Discrets ou très grands, les drapeaux se portent haut, principalement à Bruxelles, cité majoritairement francophone enclavée en territoire flamand.

Ils sont surtout visibles dans les quartiers résidentiels d’Ixelles ou de Woluwe-Saint-Pierre, beaucoup moins dans la commune populaire d’Anderlecht ou dans la ville wallonne de Charleroi.

«Les ventes actuelles, près de 35 000, sont dix fois supérieures à ce que nous vendons d’habitude sur six semaines», témoigne Grégory Leroo, le directeur général de Wollux, principal fabricant de drapeaux belges.

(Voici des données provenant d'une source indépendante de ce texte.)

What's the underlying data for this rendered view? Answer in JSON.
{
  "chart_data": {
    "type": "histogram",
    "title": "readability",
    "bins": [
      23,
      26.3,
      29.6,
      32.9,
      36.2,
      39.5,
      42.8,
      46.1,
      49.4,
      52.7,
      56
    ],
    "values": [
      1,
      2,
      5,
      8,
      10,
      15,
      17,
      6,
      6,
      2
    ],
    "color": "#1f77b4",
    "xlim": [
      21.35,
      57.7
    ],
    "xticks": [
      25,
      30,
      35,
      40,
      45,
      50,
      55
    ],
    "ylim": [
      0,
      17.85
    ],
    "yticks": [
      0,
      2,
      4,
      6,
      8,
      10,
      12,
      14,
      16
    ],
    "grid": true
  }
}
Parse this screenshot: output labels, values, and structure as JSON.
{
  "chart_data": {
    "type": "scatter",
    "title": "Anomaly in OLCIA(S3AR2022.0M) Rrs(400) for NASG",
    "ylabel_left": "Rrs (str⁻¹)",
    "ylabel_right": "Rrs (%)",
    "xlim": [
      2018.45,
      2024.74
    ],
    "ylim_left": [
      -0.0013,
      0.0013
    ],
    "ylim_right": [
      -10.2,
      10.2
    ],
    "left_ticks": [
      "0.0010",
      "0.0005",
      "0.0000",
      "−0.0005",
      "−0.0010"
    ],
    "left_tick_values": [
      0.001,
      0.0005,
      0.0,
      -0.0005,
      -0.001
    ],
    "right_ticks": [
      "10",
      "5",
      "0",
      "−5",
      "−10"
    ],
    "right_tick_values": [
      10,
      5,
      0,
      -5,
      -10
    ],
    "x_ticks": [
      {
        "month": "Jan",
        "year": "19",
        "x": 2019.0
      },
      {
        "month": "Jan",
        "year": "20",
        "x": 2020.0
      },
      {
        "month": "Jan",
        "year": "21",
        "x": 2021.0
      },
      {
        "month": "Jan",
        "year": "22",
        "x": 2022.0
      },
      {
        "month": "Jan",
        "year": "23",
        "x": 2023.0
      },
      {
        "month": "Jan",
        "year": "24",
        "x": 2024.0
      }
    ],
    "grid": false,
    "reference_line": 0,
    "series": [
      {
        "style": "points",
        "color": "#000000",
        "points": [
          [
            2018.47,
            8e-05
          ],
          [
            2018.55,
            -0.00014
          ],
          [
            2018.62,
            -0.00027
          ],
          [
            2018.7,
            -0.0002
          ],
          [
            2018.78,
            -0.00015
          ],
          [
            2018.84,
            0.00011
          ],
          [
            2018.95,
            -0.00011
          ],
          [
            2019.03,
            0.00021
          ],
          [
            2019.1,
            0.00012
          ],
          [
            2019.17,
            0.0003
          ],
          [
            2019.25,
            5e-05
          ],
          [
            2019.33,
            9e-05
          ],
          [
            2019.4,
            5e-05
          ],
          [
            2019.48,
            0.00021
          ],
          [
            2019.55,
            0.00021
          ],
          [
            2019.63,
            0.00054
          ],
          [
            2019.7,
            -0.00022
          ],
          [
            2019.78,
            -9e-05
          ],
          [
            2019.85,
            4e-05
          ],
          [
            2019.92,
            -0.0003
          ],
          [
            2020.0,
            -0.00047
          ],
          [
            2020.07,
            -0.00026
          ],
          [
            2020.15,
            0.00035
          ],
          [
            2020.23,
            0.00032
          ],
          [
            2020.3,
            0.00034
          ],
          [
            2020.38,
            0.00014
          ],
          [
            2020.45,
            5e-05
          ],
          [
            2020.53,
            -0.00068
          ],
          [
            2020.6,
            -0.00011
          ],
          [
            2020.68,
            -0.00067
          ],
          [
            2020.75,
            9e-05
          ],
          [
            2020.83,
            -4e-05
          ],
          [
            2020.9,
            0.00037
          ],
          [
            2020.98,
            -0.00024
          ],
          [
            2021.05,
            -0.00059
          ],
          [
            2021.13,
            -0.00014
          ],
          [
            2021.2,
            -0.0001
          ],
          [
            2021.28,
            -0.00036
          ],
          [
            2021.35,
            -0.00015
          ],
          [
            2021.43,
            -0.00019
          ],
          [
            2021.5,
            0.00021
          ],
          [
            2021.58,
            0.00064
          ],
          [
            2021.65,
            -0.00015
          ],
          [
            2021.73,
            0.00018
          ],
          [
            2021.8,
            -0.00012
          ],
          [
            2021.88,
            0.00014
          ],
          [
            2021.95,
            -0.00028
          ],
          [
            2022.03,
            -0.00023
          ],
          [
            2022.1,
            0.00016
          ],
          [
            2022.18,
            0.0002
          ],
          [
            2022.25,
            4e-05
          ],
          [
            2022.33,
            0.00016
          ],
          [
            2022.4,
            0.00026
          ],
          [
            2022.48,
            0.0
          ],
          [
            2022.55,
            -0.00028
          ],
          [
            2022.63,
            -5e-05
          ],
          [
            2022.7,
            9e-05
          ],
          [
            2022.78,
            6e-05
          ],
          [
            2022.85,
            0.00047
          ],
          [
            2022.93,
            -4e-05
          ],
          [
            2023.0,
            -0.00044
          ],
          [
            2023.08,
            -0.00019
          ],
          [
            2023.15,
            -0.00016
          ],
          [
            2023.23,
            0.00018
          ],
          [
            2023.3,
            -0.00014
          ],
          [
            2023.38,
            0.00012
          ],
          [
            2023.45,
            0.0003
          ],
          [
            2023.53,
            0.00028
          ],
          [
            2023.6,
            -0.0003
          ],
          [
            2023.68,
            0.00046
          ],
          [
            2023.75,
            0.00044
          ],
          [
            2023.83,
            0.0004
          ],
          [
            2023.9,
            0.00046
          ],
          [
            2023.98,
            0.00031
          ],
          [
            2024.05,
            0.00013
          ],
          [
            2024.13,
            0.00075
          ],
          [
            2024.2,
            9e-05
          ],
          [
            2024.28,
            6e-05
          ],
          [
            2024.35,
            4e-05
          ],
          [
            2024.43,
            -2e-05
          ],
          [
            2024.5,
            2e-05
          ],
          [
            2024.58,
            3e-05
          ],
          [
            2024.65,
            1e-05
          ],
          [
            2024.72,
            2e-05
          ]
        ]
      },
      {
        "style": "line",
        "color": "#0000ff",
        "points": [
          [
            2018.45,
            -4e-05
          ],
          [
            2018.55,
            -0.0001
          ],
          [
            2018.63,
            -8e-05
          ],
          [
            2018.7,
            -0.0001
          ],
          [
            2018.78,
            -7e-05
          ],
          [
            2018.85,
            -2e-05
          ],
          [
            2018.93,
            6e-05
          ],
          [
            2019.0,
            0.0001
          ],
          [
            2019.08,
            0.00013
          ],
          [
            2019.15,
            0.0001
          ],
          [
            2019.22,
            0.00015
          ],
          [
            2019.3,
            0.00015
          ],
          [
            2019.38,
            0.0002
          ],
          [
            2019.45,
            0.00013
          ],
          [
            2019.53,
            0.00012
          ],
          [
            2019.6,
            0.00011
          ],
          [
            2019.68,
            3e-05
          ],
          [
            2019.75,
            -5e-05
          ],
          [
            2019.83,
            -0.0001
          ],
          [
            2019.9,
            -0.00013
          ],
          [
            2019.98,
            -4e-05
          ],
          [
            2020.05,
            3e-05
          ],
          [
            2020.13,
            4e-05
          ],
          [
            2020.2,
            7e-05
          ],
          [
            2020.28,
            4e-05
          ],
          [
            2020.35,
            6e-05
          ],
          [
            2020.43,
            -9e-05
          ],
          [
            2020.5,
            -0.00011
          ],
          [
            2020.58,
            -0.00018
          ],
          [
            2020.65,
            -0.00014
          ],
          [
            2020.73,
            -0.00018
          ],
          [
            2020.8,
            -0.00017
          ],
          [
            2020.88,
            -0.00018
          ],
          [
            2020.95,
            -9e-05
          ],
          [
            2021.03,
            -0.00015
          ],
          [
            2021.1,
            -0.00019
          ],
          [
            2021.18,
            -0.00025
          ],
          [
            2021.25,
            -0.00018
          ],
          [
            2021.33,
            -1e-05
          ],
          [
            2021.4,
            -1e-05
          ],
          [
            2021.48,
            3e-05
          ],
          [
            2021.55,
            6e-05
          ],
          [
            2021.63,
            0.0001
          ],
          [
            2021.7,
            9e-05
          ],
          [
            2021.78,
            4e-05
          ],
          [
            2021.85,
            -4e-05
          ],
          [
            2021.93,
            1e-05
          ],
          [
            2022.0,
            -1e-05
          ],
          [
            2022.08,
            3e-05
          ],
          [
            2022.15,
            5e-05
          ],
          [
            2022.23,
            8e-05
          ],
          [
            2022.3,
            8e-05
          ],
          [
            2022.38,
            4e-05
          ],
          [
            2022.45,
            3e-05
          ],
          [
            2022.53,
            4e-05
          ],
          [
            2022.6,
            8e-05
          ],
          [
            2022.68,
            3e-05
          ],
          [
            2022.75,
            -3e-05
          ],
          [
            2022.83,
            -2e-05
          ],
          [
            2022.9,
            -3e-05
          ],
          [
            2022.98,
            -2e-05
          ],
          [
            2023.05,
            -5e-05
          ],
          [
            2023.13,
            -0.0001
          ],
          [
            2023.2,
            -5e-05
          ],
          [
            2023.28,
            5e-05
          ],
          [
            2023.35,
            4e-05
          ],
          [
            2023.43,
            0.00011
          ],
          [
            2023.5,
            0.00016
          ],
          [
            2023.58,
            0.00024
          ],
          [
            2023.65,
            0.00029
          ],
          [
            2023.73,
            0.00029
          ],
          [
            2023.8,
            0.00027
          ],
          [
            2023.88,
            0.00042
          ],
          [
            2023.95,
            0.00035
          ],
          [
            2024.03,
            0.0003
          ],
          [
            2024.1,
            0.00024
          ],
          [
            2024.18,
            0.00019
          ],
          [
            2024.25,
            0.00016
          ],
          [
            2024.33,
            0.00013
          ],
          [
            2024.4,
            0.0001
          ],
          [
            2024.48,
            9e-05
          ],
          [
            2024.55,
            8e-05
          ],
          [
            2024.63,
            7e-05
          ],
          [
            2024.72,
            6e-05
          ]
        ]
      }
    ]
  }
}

Selon les observateurs, ces manifestations témoignent d’une crainte – tout à fait nouvelle côté francophone -, d’une partition du pays, bien que ce scénario ne soit pas d’actualité.

S’y est ajouté le canular, en décembre 2006, de la télévision RTBF, qui a annoncé aux francophones que les Flamands venaient de déclarer leur indépendance.